Aging has become a hot-button issue over several last decades. All Western countries face it and its aftermaths. The number of retirees is getting higher, while the number of young people seems to be declining with each year. There are many theories as to why it is happening now when at the beginning of the twentieth century no aging issues were even present. The answer is pretty clear – industrialization.
Industrial advancement in twentieth century fostered vast inner immigration. There was plenty of jobs available, new technologies made average life expectancy higher and financial well-being enabled people to have more children. With such a large amount of workers economies of the Western countries became way stronger. New taxation systems filled state budgets with money to make sure retirees have nice pensions. It worked pretty well for some twenty of thirty years. But then after babyboomers retired new generation took their working places. The point is that the new generation did not want to have that many children as babyboomers did. And that is the root of the problem. Industrial, or better to say post-industrial society, where people are supposed to spend their entire lives working somewhere in a city, requires permanent increase in population as the younger generation is to be taxed to get a certain amount of money to pension fund. If there is no constant increase of inhabitants, hence there is no money to support retirees to be. It is exactly what we are facing nowadays. If the average number of children in an average family during sixties and seventies was about three to four, later it dropped to two children and even more commonly to having a single child. In that way the number of future retirees jumped up while the number of young workers declined significantly and the situation is not going to change as modern trends and movements like child-free are very popular among the youth.
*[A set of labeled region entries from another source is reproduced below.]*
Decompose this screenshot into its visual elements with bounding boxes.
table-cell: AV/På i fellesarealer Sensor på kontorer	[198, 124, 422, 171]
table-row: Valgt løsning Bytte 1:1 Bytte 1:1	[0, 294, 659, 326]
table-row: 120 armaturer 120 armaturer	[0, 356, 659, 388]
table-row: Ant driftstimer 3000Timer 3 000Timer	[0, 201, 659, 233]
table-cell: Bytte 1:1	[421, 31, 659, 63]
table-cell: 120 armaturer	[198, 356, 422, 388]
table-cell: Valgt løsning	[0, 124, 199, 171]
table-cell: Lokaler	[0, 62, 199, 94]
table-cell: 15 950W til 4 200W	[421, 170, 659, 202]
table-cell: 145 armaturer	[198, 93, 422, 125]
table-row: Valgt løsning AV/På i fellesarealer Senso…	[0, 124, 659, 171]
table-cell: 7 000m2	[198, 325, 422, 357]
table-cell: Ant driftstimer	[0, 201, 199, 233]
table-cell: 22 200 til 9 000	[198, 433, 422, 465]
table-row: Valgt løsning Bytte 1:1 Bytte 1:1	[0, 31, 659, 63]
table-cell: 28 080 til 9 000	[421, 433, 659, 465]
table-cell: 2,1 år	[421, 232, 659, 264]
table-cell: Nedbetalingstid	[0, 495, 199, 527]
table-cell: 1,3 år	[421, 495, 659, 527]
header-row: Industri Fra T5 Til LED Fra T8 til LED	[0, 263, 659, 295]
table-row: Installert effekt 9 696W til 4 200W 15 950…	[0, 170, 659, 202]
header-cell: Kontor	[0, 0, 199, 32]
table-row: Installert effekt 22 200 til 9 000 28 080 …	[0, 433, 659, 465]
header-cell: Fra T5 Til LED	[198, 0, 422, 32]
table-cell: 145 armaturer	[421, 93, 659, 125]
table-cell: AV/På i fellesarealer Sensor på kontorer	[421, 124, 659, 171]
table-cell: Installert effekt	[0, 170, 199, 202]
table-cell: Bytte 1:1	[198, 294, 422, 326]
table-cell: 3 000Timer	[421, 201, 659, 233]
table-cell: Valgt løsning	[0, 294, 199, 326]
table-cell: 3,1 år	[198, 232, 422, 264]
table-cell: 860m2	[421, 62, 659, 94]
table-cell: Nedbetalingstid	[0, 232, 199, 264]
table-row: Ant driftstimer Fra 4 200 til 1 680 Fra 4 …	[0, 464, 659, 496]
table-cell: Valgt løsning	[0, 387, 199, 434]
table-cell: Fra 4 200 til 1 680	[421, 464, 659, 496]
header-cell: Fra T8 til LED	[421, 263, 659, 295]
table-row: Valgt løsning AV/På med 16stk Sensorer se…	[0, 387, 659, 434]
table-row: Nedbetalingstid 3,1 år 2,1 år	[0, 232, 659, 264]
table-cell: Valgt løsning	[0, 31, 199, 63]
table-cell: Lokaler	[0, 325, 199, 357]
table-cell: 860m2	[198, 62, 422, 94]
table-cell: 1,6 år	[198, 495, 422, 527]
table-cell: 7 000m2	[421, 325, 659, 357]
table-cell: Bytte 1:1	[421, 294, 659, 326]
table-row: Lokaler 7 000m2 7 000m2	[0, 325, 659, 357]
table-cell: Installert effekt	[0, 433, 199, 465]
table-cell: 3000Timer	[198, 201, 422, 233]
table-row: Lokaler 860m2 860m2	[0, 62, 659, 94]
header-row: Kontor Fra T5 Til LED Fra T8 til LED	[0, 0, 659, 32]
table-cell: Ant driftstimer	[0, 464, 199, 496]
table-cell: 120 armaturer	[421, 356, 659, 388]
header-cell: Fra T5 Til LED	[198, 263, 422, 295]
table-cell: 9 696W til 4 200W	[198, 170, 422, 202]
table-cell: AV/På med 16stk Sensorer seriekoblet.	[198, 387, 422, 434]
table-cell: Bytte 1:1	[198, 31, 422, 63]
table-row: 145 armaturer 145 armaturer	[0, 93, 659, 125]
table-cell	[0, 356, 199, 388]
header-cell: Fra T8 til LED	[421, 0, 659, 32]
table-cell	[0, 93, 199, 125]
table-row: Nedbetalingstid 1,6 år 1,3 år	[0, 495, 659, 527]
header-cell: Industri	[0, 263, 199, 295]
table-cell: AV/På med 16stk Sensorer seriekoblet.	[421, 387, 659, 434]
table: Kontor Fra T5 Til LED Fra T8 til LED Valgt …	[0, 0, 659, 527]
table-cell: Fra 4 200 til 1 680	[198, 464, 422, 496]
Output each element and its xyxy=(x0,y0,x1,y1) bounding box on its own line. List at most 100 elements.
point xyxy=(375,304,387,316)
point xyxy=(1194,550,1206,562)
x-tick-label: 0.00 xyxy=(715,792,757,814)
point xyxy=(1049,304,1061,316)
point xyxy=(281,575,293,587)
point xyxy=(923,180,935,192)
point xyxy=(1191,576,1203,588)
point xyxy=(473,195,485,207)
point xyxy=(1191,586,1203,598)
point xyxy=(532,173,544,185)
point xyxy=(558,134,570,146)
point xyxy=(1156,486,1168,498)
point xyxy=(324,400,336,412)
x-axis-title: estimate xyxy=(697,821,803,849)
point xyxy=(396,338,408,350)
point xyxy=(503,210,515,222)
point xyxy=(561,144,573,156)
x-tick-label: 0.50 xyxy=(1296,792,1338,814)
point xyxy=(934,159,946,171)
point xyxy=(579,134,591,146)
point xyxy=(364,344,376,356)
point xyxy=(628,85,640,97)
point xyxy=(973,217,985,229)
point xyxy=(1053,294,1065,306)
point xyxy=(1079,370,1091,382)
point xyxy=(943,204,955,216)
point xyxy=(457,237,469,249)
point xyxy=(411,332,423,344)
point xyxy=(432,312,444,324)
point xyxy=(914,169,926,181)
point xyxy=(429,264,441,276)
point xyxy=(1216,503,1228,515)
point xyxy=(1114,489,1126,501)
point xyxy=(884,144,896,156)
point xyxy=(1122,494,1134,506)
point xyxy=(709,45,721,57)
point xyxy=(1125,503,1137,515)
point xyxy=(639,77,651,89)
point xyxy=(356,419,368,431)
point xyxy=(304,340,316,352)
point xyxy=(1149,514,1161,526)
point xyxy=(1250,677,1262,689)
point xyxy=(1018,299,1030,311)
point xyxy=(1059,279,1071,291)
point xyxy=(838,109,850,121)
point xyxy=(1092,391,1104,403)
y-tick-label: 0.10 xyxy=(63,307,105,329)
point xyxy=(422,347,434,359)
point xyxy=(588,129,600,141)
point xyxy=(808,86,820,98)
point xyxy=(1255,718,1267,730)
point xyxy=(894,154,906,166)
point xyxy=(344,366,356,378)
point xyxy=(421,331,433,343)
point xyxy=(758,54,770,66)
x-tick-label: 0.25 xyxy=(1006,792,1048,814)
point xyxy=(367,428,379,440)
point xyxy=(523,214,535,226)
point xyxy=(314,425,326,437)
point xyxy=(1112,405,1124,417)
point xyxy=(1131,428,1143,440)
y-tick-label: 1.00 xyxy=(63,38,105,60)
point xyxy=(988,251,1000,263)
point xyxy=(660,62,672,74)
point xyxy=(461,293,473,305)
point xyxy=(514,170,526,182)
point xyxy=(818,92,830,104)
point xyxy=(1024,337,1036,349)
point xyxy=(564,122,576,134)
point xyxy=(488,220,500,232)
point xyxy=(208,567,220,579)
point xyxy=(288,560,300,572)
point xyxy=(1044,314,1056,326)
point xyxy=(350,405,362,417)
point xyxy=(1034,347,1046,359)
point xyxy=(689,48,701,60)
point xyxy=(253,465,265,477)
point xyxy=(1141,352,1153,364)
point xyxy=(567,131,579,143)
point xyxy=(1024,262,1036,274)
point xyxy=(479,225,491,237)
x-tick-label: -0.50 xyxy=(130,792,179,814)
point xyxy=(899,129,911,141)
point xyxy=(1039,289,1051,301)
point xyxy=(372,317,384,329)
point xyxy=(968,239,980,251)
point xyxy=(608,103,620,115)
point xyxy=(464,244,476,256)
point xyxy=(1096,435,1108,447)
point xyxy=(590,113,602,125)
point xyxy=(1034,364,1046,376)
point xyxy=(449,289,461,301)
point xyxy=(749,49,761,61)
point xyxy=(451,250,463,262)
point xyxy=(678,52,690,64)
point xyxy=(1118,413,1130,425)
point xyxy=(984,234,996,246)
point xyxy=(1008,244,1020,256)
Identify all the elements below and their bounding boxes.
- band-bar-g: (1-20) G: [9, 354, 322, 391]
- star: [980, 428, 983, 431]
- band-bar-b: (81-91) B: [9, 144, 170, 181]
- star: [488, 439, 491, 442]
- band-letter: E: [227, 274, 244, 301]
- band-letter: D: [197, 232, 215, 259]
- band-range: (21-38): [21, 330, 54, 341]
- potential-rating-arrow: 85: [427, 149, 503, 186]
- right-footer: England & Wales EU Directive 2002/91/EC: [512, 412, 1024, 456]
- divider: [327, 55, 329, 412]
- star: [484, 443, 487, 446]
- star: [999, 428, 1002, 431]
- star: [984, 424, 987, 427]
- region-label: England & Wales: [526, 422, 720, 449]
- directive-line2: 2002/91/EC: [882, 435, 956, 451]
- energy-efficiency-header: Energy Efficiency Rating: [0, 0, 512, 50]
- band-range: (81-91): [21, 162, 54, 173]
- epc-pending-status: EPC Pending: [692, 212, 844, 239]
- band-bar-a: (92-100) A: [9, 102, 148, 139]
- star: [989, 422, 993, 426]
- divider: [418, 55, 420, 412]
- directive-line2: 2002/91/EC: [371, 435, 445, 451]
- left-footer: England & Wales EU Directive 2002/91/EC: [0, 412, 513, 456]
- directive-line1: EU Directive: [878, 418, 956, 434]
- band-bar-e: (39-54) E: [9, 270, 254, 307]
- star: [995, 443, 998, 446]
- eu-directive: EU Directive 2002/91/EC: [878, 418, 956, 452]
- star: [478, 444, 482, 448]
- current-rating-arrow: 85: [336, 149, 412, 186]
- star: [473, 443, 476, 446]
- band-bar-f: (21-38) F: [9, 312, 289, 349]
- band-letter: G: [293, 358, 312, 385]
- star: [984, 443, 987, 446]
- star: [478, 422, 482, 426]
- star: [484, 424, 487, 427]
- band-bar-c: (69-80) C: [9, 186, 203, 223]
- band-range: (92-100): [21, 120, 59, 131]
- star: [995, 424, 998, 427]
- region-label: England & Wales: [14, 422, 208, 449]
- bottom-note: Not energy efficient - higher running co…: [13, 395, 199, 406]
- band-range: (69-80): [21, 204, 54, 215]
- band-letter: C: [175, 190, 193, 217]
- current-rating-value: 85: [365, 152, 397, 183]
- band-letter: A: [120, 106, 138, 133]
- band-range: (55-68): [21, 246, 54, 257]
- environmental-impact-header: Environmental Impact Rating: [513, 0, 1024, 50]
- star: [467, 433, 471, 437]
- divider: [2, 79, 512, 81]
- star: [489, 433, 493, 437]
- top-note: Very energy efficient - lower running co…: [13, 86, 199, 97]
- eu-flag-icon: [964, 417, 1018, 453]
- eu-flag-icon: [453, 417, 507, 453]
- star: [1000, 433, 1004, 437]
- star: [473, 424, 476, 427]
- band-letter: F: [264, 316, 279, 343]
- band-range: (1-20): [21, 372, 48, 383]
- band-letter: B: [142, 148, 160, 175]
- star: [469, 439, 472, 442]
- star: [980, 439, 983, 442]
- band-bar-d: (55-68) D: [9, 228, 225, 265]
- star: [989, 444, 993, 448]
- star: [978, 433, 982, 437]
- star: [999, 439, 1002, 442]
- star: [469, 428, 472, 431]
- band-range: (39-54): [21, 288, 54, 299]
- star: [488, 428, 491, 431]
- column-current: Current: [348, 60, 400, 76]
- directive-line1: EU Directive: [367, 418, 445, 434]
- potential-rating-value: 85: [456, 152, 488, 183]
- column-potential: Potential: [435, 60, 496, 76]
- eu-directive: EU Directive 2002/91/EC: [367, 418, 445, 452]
Different countries are trying to solve that issue in different ways. In Scandinavia, for instance, they decided to make taxes higher and it seems to be working there as social security sphere gains tons of money each month from taxes (usual amount of taxes in Scandinavian countries varies from fifty to sixty per cent). Among other alternatives appropriate for highly industrialized countries there is increased amount of work. In a nutshell it is just encouraging people to work longer before retiring. It is very controversial option, though. First of all many poor people there tend to work on physically hard jobs, and working some more additional years seems to be absolutely invalid. The more complex problem with extending pre-retiring working time is that the job market is not actually very well adapted for it. Another possible solution is outer immigration. Several European countries like Germany are now experimenting with such an option, by now though it seems to make more new problems than solve existing ones.
All in all we have to admit that the problem with seniors being left with very little money is of dramatic importance. It is not yet clear how it is to be solved, or even if it is possible to solve such a complicated issue at all. The main point is that we bear the responsibility to support and help those people, who spend great part of their lives upbringing us.